The fact is that emerging market corporate leverage has increased, quite dramatically, in the last few years. That worries the IMF because in the past “mounting emerging market leverage has typically been associated with a subsequent reversal of capital flows…To dampen adverse macroeconomic consequences, the policy response could include, if warranted, exchange rate depreciation and the use of monetary policy and reserves” (p. 105-106). This is standard IMF framing.
But the rise in leverage is anything but standard, and the IMF’s own research shows it.
Most significant is the decline in cross-border bank lending, which is apparently being driven largely by regulatory changes. A key outcome of the financial crisis has been clarification that each country is responsible for its own banks, wherever they may be operating in the world. Regulatory changes have subsequently provided strong incentive for global banks to divest their foreign branches, typically by selling to a local competitor.
To a significant extent, the contraction of global bank lending has been replaced by expansion of capital market lending, through an expansion of bond issuance. Also, ex-China, an increasing fraction of bond issuance is in foreign currency, mainly dollars but also euros. Thus, the location of foreign exchange risk has now shifted out of the banking sector and into the corporate sector, where it is largely invisible. Have the EME corporates hedged that risk, or haven’t they? No one knows.
That’s why the IMF calls for “collection of data on corporate sector finances, including foreign currency exposures, [to] be improved.” They are telling us that no one knows what the exposures are, but they are clearly worried that the exposures have not been hedged. Indeed the BIS study, cited above, presents data that suggests the exposures have deliberately not been hedged, as corporations have used their borrowing capacity to engage in a carry trade, borrowing in cheap dollars and lending (or investing) in higher yielding domestic currency assets. The IMF report emphasizes that most of the borrowed funds have been used for capital investment, but this is not really counter to the BIS study since capital investment is just a different kind of carry trade.

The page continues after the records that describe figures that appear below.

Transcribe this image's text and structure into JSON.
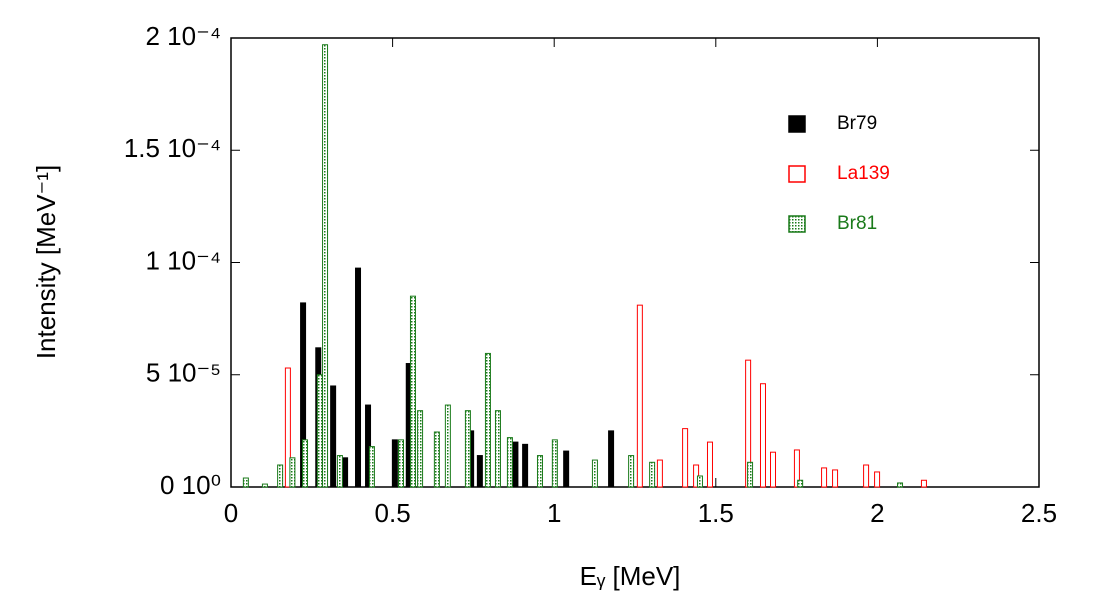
{
  "chart_data": {
    "type": "bar",
    "xlabel": "Eᵧ [MeV]",
    "ylabel": "Intensity [MeV⁻¹]",
    "xlim": [
      0,
      2.5
    ],
    "xticks": [
      0,
      0.5,
      1,
      1.5,
      2,
      2.5
    ],
    "ylim": [
      0,
      0.0002
    ],
    "yticks": [
      {
        "value": 0,
        "label": "0 10⁰"
      },
      {
        "value": 5e-05,
        "label": "5 10⁻⁵"
      },
      {
        "value": 0.0001,
        "label": "1 10⁻⁴"
      },
      {
        "value": 0.00015,
        "label": "1.5 10⁻⁴"
      },
      {
        "value": 0.0002,
        "label": "2 10⁻⁴"
      }
    ],
    "legend": "upper right",
    "series": [
      {
        "name": "Br79",
        "color": "#000000",
        "fill": "solid",
        "x": [
          0.223,
          0.27,
          0.316,
          0.353,
          0.393,
          0.424,
          0.507,
          0.55,
          0.743,
          0.77,
          0.88,
          0.91,
          1.037,
          1.176
        ],
        "values": [
          8.2e-05,
          6.2e-05,
          4.5e-05,
          1.3e-05,
          9.75e-05,
          3.65e-05,
          2.1e-05,
          5.5e-05,
          2.5e-05,
          1.4e-05,
          2e-05,
          1.9e-05,
          1.6e-05,
          2.5e-05
        ]
      },
      {
        "name": "La139",
        "color": "#ff0000",
        "fill": "hollow",
        "x": [
          0.176,
          1.265,
          1.327,
          1.405,
          1.439,
          1.482,
          1.6,
          1.646,
          1.677,
          1.751,
          1.835,
          1.869,
          1.965,
          1.999,
          2.144
        ],
        "values": [
          5.3e-05,
          8.1e-05,
          1.2e-05,
          2.6e-05,
          9.8e-06,
          2e-05,
          5.65e-05,
          4.6e-05,
          1.55e-05,
          1.65e-05,
          8.5e-06,
          7.6e-06,
          9.8e-06,
          6.7e-06,
          3e-06
        ]
      },
      {
        "name": "Br81",
        "color": "#1a7a1a",
        "fill": "checkered",
        "x": [
          0.046,
          0.105,
          0.152,
          0.19,
          0.229,
          0.275,
          0.291,
          0.337,
          0.436,
          0.526,
          0.563,
          0.585,
          0.637,
          0.671,
          0.733,
          0.795,
          0.826,
          0.863,
          0.956,
          1.002,
          1.126,
          1.238,
          1.303,
          1.451,
          1.606,
          1.761,
          2.07
        ],
        "values": [
          4e-06,
          1.3e-06,
          9.8e-06,
          1.3e-05,
          2.1e-05,
          5e-05,
          0.000197,
          1.4e-05,
          1.8e-05,
          2.1e-05,
          8.5e-05,
          3.4e-05,
          2.45e-05,
          3.65e-05,
          3.4e-05,
          5.95e-05,
          3.4e-05,
          2.2e-05,
          1.4e-05,
          2.1e-05,
          1.2e-05,
          1.4e-05,
          1.1e-05,
          4.9e-06,
          1.1e-05,
          3e-06,
          1.8e-06
        ]
      }
    ]
  }
}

All of this–the shift from bank lending to capital markets, and the shift of foreign exchange risk from bank balance sheets to corporate balance sheets–has only been accelerated by the recent period of extraordinary low interest rates and quantitative easing in the developed world. Just so, the IMF report cites regression evidence linking increased leverage to negative “shadow interest rates” in the US. They are worried, clearly, that the shift to higher interest rates globally will push overleveraged EME corporates into bankruptcy, that consequent defaults on remaining domestic bank loans will undermine EME banking systems causing massive credit crunch, which will require massive policy response with or without the aid of the IMF. They are worried, let it be plainly said, about the last crisis not the next one.
Given the two shifts, it is not at all clear why the IMF is so focused on crisis transmission through a domestic banking credit crunch. The more obvious transmission would seem to be to holders of EME dollar- and euro-denominated bonds, the price of which has already plummeted as everyone knows. And the more obvious pressure for policy intervention concerns EME central bank defense of the exchange rate. EME corporates have been profiting from a very nice carry trade on an interest rate differential, but are now poised to lose more or less everything they gained as EME currencies depreciate against the dollar. The de facto hedge on which the EME corporates have been relying, so it appears, is with the EME central banks. It’s a political thing, not an economic thing, and we’ll have to see how it plays out.
The central problem is with the FX risk associated with the market-based credit issued to EME corporates. But the IMF is stuck in the usual frame of over-leverage. Hence it calls for limiting “corporate sector leverage intermediated by banks” and “bank stress tests related to foreign currency risks”, as if the problem is too much bank lending. They should read their own report.